Elisabeth Moss est décidément la star qui monte. On se souvient qu’elle incarnait la fille du Président américain dans West Wing qui la vit grandir pendant sept saisons. Mais c’est à Mad Men qu’elle doit son succès : elle y incarne Peggy Olson, une jeune secrétaire qui gravira tous les échelons de la société de publicité de Madison Avenue qui l’emploie en dépit de la misogynie du temps. Ce succès lui ouvre toutes les portes : ce sera la mini-série dirigée par Jane Campion, Top of the Lake, en 2013, The Square en 2017 (Palme d’or à Cannes) et bien entendu La Servante écarlate.

Elle est l’étoile noire de Her Smell, la star autour de laquelle tout gravite, le trou noir où tous risquent de se perdre. Son personnage est fictionnel ; mais il s’inspire de quelques figures célèbres de la scène punk telles Courtney Love ou Kim Deal. L’outrance de son jeu – qui lui est parfois reprochée dans La Servante écarlate – est ici parfaitement mise à profit. Aussi monstrueuse que pitoyable, violente que fragile, le visage strié d’un mascara bavant, elle joue l’hystérie mieux que quiconque.

Son interprétation s’inscrit dans un projet exigeant. De la chute inéluctable à l’impossible rédemption, l’action est en effet découpée, comme elle le serait au théâtre, en cinq longues scènes.
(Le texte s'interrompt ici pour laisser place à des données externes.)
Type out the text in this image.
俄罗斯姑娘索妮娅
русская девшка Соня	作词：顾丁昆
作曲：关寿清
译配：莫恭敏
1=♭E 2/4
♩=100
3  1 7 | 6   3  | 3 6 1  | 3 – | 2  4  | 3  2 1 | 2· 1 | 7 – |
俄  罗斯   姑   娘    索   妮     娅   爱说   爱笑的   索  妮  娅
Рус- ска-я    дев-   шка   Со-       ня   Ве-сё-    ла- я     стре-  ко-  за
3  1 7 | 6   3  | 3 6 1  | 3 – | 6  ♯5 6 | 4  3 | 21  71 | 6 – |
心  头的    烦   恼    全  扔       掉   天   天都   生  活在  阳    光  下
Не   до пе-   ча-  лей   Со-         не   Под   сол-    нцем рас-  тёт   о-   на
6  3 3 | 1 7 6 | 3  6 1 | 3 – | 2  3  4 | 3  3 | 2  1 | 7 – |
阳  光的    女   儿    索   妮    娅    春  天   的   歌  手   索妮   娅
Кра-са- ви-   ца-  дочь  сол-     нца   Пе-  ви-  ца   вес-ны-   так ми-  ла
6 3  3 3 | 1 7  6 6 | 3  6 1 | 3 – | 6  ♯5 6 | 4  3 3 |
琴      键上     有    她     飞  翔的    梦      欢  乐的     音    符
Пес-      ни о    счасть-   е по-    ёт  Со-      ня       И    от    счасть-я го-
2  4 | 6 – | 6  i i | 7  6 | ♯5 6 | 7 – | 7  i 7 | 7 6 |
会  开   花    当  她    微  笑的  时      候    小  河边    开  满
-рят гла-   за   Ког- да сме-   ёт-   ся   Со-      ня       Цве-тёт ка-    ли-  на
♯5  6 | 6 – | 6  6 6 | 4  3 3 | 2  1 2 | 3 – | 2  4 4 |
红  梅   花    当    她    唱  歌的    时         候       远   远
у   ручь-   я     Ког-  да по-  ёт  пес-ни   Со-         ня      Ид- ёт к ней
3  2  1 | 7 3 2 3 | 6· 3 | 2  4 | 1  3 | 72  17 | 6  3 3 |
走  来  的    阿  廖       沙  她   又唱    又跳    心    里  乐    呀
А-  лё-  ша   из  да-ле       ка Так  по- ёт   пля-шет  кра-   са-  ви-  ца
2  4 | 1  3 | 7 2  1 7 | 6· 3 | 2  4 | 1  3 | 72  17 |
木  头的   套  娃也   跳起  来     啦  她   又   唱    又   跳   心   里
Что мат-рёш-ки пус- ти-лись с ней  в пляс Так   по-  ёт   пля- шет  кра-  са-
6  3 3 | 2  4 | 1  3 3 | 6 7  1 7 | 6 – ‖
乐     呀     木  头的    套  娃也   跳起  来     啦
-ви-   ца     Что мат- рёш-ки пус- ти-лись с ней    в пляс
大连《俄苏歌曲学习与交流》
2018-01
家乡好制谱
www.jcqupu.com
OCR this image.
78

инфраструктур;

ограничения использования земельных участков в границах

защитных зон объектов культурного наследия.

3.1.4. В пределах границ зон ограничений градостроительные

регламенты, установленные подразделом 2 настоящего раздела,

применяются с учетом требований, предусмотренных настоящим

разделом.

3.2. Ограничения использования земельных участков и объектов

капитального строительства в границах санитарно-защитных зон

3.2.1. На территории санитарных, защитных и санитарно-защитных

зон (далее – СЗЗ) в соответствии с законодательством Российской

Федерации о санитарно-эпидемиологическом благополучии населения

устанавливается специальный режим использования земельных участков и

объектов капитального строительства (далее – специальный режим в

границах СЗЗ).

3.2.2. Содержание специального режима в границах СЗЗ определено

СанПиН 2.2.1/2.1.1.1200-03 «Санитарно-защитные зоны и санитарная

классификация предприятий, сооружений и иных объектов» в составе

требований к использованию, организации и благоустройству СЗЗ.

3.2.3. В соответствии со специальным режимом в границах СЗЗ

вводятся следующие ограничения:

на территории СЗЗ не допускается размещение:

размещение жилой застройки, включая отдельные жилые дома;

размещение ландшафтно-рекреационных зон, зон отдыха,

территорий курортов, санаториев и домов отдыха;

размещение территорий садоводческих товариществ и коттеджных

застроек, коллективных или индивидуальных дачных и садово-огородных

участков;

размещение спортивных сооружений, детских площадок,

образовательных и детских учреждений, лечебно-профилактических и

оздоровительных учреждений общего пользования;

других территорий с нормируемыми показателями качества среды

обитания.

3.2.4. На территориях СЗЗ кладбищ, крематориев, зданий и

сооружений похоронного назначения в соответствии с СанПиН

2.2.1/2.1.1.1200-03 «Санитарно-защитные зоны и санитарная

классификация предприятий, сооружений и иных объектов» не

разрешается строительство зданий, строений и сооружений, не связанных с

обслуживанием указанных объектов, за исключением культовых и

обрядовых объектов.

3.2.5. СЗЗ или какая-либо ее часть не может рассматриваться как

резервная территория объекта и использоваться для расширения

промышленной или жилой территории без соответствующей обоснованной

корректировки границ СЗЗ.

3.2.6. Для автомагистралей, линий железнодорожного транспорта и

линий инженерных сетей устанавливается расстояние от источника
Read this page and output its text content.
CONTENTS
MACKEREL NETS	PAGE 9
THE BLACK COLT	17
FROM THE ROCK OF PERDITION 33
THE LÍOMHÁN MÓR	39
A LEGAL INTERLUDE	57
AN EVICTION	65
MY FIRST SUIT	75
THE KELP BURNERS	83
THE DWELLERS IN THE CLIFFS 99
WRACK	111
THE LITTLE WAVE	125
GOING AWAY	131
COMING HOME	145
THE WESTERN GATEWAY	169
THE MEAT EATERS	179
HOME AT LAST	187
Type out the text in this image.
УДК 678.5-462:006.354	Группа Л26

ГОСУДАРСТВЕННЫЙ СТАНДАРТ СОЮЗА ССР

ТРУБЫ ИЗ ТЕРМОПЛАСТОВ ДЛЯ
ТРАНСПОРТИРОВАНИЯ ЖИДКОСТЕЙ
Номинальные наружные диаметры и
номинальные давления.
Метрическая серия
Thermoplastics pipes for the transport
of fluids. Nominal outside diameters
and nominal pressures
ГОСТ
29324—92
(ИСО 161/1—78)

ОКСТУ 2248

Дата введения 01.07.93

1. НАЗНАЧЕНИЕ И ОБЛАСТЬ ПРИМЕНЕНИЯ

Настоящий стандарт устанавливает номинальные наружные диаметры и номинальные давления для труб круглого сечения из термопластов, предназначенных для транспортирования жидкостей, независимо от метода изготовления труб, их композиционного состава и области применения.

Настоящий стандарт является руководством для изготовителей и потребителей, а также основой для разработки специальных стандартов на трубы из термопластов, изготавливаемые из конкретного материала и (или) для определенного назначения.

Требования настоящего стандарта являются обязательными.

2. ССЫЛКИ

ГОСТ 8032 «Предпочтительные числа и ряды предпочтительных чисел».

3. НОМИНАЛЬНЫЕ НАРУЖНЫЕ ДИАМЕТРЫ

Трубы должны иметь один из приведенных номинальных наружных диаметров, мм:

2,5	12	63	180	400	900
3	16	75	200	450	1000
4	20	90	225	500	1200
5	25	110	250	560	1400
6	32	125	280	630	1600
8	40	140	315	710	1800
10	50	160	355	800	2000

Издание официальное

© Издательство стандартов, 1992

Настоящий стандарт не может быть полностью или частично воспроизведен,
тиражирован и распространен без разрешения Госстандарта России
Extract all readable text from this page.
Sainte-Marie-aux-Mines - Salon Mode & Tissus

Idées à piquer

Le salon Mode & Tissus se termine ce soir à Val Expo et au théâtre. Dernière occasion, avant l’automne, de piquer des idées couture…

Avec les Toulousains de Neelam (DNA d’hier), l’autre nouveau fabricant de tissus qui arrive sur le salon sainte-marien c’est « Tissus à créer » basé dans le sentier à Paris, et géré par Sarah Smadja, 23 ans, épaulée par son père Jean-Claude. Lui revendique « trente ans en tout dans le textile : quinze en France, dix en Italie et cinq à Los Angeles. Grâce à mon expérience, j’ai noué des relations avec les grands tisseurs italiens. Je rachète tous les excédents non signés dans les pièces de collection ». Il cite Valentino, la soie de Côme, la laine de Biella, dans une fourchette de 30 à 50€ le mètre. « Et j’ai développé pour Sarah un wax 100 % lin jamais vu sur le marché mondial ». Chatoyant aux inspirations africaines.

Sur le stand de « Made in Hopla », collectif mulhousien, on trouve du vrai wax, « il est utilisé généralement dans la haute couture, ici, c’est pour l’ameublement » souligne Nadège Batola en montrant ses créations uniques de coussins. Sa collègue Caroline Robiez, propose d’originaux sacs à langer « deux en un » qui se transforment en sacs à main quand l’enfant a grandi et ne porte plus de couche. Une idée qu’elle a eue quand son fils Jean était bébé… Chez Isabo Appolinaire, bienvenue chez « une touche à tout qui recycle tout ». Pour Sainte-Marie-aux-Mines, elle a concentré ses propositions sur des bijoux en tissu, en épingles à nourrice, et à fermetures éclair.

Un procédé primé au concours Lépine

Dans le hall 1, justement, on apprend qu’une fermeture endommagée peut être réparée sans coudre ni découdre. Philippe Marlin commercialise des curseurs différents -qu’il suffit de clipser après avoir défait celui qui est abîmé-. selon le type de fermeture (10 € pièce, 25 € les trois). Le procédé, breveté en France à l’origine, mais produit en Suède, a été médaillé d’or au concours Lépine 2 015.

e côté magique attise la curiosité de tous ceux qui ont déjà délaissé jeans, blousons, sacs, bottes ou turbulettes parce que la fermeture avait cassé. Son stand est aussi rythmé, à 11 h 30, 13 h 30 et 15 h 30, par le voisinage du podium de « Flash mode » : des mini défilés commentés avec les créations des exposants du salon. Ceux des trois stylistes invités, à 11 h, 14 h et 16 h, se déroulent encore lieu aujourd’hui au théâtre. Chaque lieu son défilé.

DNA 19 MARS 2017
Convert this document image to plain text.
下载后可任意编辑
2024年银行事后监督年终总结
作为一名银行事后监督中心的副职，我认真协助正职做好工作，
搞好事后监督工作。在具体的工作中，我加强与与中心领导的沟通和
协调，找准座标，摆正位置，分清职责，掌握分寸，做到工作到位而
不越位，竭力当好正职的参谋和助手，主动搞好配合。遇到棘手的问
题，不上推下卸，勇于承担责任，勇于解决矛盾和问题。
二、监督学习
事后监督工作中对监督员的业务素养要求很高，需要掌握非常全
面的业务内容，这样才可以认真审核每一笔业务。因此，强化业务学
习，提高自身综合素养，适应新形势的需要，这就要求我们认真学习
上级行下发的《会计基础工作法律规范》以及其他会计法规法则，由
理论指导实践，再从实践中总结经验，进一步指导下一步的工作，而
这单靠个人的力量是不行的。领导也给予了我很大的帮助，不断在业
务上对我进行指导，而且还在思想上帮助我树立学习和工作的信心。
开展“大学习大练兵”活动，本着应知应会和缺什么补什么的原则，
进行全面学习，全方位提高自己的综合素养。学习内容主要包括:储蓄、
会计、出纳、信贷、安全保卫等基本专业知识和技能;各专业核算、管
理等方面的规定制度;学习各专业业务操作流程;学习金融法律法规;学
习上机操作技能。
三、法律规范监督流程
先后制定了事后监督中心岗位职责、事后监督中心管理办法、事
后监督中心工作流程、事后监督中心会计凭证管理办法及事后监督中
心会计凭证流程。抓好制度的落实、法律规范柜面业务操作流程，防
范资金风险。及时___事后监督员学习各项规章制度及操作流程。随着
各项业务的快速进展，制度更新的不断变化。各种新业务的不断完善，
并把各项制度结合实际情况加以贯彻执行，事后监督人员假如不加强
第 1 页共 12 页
Chacune dure au bas mot une vingtaine de minutes dans un film dont la longueur inhabituelle dépasse les deux heures. Un grand soin est apporté au son qui résonne comme s’il était le fruit d’un cerveau détraqué. C’est dire que le film s’étire et que la tension permanente qu’il maintient finit vite par épuiser. On sort de la salle assommé.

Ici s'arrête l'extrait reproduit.